Ja - Yann Martel

Uwielbiam książki, które oprócz satysfakcji z przyjemnej lektury, pozostawiają w nas ślad, najlepiej trwały, w postaci jakiejś filozoficznej myśli. Tak rzecz się miała z lekturą książki Yanna Martela „Ja”.

Przegadana na Kuźni (prawie sześć godzin jędrnej rozmowy!), a tak trudna do opisania. Autor już na początku tej niezwykłej wędrówki po meandrach życia bohatera przyznaje, że dzieciństwo, podobnie jak mądrość, to rodzaj emocji. Sądzę, że cała ta książka jest pewnego rodzaju zapisem emocji. To heraklitejska rzeka, która nieustannie się zmienia. Zbyt dobrze nie pamięta skąd wypływa, nie zna celu, nie wie kim jest, a jednak płynie wbrew korytom czy brzegom.

Emocjonalnie ambiwalentna, rozdarta, bolesna osobowość, wykrzykuje na kartach tej wstrząsającej powieści swoje zagubienie. To rzeka, która zakrztusza się sobą, odrzuca siebie, zaprzecza sobie – bo i jej charakter jest z rodzaju tych wezbranych, niecierpliwych. Nieustannie wylewając, podtapia nasze dotychczasowe przekonania w powątpiewaniu. Targa nami, zwodzi nas, gubi. Zmienia. W końcu sami już nie wiemy, co jest prawdą, a co nie. Ostatecznie w heraklitejskim świecie „płynnej nowoczesności” nic nie powinno być pewne.

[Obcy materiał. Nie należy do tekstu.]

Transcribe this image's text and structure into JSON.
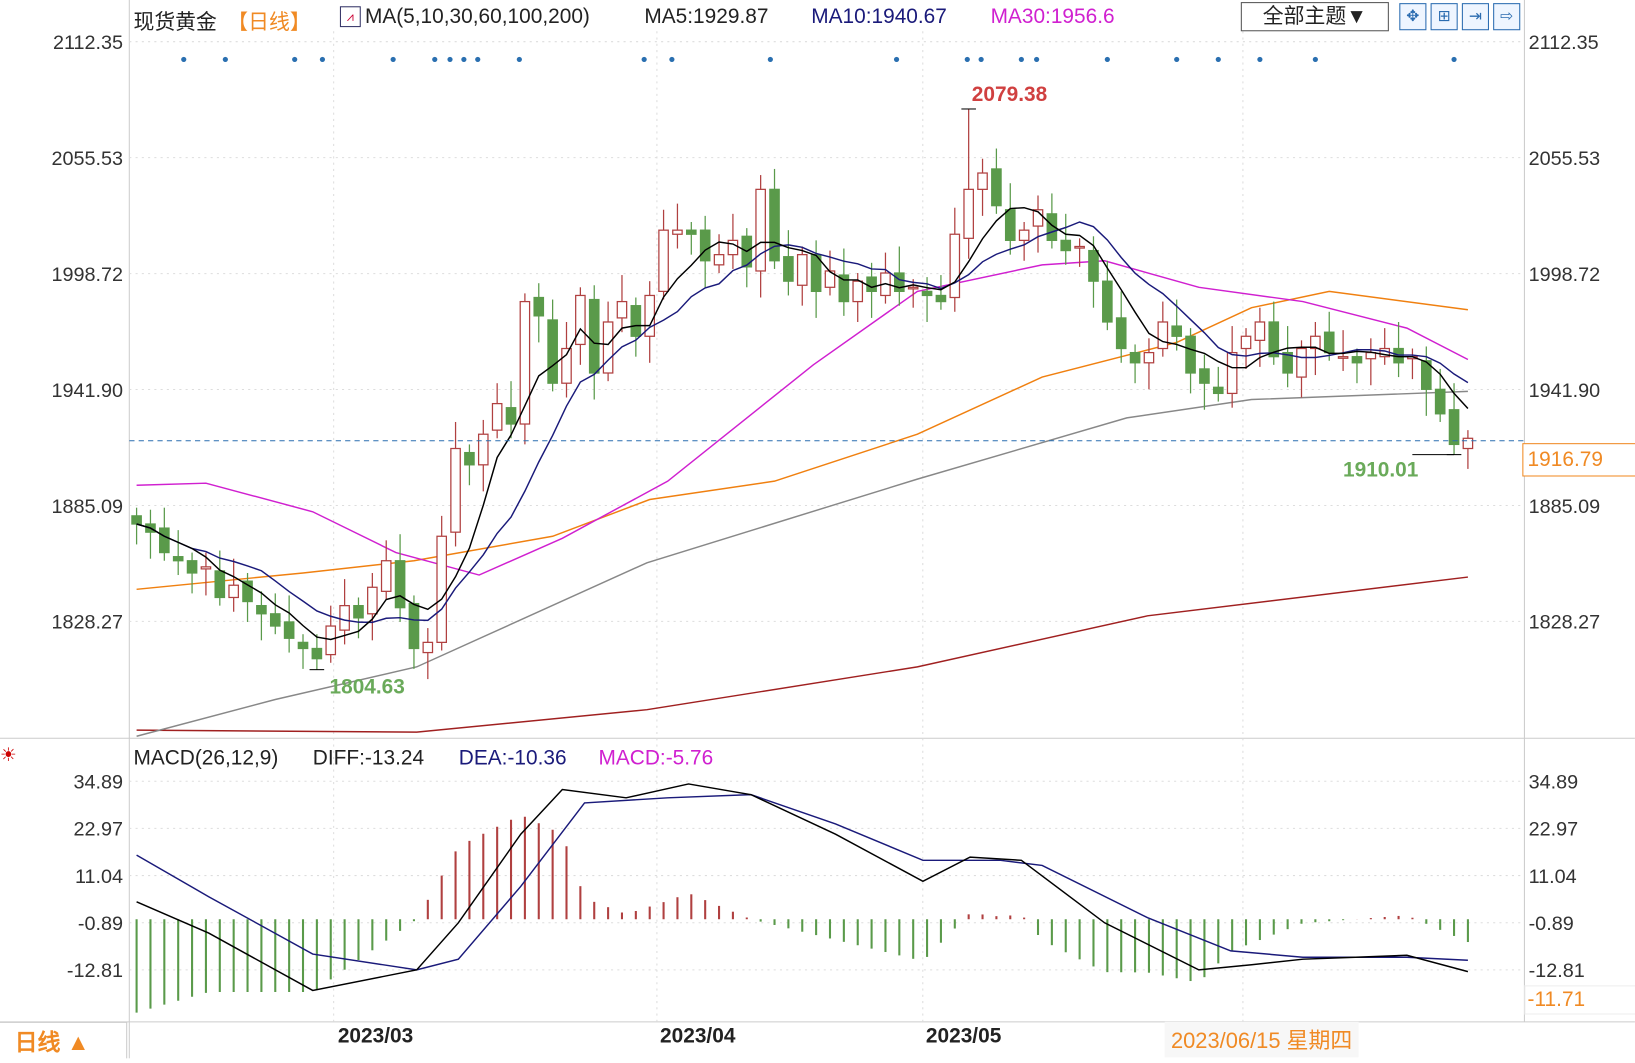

Podstawowym założeniem tej powieści jest otwarte pytanie o JA – a zatem o tożsamość człowieka. Kim jestem? Co mnie kształtuje? Czym jest moje Ja? Jak je sprecyzować? Autor w brutalny sposób odziera Człowieka (bohaterem książki jest przecież Everyman) z wszelkich pewnych podstaw. Martelowskie Ja nie ma swojej ojczyzny (posługuje się wieloma językami, a miejsce pobytu nieustannie zmienia), nie ma rodziny (rodzice giną tragicznie w wypadku lotniczym), nie wierzy w Boga – Jestem urodzonym ateistą – powie. Nie potrafi wybrać odpowiedniego kierunku studiów, gdyż jest uzdolnione w wielu dziedzinach. W końcu – bywa mężczyzną lub kobietą – w zależności od bolesnych okoliczności.

Autor w zawoalowany, nietzscheański sposób udowadnia, że żadna prawda nie jest ostateczna, żadna droga skończona i pewna. Podczas swego życia wielokrotnie bywamy sobą zdziwieni. Jednak w tym zdziwieniu powinniśmy wypracować w sobie  pewną filozofię życia, której zawierzymy. W przeciwnym razie pozostaniemy dmuchawcem w rękach losu, którego każdy - nawet najdelikatniejszy powiew – oderwie nas od siebie, oddali i zgubi.

Kim więc jest Ja? Jest zmianą, przejściem. Jest wszystkim w ogólności, a więc nikim konkretnie. Jest pragnieniem, niedosytem i klęską.